There is a problem with the second derivative formula \[ l''(\theta) = - \mu (1 + m - \mu) \] that is good for negative \(\theta\) or even moderate sized positive \(\theta\). For large \(\theta\) we have \(m \approx \mu\) and suffer catastrophic cancellation.
So for large positive \(\theta\) we need to use our other second derivative formula. \[
l''(\theta) = - \mu (1 - \mu e^{- m})
\] Since \(\mu e^{- m} \approx 0\) when \(\theta \approx \infty\), this gives the correct answer, approximately \(- \mu\) when this does not overflow and -Inf
when it does overflow.
There are three cases. For large negative \(\theta\), use \[ l(\theta) = (x - 1) \theta - m - \log\left( 1 - \frac{m}{2} + \frac{m^2}{3!} - \frac{m^3}{4!} + \cdots + \frac{(- m)^{k - 1}}{k!} + \cdots \right) \] (since the infinite series is convergent for all \(\theta\), this works for all \(\theta\) but is only necessary for large negative \(\theta\)).
Otherwise, use \[
l(\theta) = x \theta - m - \log(1 - e^{- m})
\] except when \(x \theta\) overflows (is Inf
), in which case the correct result is -Inf
.
The mean \(\mu\) is not part of the result but is used in intermediate calculations.
When \(\theta\) is large negative, use \[ \mu = \frac{1}{1 - \frac{m}{2} + \frac{m^2}{3!} - \frac{m^3}{4!} + \cdots + \frac{(- m)^{k - 1}}{k!} + \cdots } \] Otherwise, the formula \[ \mu = \frac{m}{1 - e^{- m}} \] works.

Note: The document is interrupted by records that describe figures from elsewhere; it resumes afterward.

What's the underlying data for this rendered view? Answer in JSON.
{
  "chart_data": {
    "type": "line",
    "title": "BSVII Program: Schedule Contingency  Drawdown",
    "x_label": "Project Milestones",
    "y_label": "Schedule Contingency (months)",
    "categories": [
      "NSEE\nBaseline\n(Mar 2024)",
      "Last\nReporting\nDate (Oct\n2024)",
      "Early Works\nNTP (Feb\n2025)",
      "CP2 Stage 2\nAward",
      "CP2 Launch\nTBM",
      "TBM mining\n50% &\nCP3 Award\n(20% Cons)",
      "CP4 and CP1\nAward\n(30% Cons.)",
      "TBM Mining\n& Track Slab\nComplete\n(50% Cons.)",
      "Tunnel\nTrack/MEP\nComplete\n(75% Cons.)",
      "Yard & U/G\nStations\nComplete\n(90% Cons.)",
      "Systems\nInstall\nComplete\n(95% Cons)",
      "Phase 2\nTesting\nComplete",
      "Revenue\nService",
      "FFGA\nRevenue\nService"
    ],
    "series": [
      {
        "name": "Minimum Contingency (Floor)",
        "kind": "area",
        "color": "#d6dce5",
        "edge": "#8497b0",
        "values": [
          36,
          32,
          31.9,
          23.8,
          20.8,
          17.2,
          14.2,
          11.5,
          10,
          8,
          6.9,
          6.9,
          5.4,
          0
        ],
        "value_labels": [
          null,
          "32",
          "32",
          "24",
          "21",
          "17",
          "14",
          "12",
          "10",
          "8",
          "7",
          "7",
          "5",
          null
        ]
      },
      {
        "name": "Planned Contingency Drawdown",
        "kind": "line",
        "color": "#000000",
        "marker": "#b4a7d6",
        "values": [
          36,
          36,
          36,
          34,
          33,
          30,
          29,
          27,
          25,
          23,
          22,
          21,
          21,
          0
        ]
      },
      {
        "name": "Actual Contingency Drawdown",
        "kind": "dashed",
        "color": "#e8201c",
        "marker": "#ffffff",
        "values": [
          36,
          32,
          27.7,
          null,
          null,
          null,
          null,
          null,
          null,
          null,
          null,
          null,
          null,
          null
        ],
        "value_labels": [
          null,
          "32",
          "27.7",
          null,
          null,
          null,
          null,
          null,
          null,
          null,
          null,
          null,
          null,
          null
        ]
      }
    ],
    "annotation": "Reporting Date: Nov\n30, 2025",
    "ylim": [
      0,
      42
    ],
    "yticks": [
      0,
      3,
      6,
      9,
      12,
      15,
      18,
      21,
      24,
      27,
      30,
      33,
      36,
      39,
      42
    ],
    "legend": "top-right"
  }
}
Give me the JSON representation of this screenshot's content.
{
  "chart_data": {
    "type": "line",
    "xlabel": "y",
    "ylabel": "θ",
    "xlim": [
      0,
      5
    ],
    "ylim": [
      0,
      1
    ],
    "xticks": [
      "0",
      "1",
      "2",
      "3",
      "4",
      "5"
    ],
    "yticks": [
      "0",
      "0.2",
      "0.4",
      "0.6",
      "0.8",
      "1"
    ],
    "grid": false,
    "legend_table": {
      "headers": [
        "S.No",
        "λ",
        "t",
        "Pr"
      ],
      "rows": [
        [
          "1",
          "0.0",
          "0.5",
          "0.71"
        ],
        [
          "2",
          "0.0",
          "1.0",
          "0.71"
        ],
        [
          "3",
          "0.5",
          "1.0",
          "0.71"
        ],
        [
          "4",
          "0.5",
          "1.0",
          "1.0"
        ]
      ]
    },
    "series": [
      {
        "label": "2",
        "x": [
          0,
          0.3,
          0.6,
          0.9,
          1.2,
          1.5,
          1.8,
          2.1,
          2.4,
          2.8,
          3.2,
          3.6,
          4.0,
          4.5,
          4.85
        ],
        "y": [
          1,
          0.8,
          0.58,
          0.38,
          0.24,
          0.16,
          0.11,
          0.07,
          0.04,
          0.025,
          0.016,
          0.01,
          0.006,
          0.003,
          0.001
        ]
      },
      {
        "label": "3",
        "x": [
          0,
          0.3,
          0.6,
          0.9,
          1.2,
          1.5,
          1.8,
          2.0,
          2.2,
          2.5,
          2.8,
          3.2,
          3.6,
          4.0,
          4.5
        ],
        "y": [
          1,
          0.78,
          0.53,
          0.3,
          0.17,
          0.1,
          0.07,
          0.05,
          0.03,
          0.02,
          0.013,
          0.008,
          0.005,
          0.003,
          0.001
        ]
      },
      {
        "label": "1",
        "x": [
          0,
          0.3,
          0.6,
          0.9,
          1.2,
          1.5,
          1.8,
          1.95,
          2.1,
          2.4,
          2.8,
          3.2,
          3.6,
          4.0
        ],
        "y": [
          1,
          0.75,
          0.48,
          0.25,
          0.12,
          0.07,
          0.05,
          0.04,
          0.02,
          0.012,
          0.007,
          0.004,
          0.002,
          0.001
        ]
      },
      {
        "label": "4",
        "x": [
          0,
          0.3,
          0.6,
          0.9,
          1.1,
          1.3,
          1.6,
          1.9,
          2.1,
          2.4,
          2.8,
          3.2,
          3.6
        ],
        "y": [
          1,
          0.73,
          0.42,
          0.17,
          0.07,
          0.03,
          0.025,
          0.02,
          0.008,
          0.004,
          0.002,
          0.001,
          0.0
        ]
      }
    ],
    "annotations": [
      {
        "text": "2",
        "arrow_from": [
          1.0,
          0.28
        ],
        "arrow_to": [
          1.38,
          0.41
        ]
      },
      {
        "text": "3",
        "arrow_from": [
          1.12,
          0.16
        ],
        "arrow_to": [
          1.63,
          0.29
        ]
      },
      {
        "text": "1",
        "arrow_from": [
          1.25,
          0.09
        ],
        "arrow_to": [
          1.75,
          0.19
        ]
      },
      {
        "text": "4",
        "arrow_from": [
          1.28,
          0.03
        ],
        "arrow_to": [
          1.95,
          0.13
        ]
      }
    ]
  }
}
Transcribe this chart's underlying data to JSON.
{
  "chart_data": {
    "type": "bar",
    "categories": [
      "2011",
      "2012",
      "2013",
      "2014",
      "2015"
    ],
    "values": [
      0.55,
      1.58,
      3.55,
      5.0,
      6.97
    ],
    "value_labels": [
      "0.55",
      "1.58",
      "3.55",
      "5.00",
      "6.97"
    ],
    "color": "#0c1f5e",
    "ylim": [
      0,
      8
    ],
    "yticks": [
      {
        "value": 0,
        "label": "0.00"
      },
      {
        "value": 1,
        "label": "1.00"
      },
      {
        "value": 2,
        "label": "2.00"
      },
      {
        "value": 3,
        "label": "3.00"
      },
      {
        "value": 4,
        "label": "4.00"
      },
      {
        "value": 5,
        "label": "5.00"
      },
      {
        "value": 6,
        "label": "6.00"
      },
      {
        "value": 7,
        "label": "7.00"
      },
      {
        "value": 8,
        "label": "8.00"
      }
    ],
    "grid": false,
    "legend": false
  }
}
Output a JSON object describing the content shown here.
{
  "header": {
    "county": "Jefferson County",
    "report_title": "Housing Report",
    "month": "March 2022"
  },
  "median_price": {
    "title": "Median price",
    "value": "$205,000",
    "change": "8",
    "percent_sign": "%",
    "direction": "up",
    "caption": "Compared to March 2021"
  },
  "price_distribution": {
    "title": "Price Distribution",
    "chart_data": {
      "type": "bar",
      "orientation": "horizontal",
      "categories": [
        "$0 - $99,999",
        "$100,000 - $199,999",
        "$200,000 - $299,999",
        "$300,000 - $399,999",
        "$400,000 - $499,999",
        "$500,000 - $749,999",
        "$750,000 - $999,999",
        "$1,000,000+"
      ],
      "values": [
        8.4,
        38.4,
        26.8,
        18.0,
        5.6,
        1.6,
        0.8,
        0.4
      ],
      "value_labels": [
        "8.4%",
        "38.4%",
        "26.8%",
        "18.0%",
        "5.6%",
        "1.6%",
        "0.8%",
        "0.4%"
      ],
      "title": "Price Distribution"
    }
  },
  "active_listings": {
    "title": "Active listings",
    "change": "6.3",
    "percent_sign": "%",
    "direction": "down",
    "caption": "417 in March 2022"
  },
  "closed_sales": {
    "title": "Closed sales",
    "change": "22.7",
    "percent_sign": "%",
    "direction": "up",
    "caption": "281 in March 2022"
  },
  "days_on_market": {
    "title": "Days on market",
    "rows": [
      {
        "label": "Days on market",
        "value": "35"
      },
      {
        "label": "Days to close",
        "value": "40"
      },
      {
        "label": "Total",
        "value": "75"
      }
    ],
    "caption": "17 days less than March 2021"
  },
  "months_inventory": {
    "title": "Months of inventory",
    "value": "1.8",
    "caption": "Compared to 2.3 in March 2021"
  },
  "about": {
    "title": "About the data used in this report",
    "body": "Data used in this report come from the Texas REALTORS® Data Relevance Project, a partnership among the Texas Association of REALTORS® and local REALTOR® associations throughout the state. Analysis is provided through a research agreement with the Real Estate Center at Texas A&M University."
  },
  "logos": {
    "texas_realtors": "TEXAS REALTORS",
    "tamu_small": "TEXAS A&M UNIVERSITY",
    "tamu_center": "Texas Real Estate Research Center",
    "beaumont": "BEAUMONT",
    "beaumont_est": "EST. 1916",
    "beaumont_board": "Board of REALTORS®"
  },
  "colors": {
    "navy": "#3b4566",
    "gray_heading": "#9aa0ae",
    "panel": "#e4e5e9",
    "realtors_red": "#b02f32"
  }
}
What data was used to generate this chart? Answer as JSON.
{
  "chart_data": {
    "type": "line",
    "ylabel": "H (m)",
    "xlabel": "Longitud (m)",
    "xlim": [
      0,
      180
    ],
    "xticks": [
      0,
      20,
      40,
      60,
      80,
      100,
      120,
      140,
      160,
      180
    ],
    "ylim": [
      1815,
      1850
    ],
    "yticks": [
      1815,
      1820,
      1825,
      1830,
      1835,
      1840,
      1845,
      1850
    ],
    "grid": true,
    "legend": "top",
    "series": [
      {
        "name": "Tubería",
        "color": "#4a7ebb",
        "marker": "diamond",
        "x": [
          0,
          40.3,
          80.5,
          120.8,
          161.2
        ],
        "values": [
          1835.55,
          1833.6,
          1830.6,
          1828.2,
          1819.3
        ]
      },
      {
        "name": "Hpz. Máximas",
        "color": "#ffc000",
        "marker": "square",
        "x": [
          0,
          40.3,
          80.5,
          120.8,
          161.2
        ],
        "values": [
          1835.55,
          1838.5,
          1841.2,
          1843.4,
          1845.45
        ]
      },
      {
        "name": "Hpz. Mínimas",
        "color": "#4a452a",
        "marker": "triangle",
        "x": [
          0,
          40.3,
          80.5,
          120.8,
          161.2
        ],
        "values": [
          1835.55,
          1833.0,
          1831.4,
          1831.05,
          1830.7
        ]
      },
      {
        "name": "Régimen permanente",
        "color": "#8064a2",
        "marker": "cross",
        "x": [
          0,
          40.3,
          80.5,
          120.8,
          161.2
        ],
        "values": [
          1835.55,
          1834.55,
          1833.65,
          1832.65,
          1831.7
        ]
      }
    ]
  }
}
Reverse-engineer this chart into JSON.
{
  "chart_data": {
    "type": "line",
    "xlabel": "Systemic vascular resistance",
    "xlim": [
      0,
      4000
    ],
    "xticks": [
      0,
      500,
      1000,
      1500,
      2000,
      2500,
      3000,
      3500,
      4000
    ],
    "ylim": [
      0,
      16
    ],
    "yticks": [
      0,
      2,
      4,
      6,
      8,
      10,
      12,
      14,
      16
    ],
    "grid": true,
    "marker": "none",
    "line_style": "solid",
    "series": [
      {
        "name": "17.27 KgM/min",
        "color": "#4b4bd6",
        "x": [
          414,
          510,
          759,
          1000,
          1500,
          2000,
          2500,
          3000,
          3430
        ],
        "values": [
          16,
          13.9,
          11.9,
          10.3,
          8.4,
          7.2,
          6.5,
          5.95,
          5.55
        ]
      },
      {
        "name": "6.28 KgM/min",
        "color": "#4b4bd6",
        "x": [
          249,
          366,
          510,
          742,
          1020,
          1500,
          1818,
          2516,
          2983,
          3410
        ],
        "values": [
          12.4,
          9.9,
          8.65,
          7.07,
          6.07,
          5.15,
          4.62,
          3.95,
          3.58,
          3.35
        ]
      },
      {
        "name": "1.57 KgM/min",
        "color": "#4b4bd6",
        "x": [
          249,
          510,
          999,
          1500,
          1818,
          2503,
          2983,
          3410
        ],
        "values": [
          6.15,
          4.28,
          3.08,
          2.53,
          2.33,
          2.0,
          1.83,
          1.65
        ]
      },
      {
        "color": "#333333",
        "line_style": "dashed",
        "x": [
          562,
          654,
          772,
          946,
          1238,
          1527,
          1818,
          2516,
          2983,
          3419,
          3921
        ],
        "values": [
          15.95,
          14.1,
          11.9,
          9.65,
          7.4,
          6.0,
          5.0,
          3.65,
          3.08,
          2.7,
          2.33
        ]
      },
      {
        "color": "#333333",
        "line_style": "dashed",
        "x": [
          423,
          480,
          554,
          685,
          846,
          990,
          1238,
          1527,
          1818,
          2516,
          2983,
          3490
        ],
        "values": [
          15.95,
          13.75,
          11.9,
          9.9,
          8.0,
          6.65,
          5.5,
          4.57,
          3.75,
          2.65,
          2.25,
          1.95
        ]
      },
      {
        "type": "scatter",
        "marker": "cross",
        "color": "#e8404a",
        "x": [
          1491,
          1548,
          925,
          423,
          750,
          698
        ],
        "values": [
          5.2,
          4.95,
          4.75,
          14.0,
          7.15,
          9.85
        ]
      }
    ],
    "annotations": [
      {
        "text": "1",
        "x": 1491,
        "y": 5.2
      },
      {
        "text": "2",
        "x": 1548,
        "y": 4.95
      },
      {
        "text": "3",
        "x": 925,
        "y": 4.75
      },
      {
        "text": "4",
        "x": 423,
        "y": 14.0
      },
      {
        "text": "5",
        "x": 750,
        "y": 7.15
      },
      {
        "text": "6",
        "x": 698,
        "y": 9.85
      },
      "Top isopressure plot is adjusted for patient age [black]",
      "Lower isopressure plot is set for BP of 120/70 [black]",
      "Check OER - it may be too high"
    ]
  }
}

When \(x = 1\) and \(\theta\) is large negative, use \[ l'(\theta) = m \cdot \frac{- \frac{1}{2} + \frac{m}{3!} - \frac{m^2}{4!} + \cdots + \frac{(- 1)^{k - 1} m^{k - 2}}{k!} + \cdots } {1 - \frac{m}{2} + \frac{m^2}{3!} - \frac{m^3}{4!} + \cdots + \frac{(- m)^{k - 1}}{k!} + \cdots } \] In all other cases \[ l'(\theta) = x - \mu \] gives good answers.
When \(\theta\) is large negative, use \[
l''(\theta)
=
- \mu (1 + m - \mu)
\] When \(\theta\) is large positive, use \[
l''(\theta)
=
- \mu (1 - \mu e^{- m})
\] except when \(\mu\) overflows (is Inf
), in which case this formula gives NaN
but the correct answer is -Inf
.
For moderate sized \(\theta\), positive or negative, either formula works.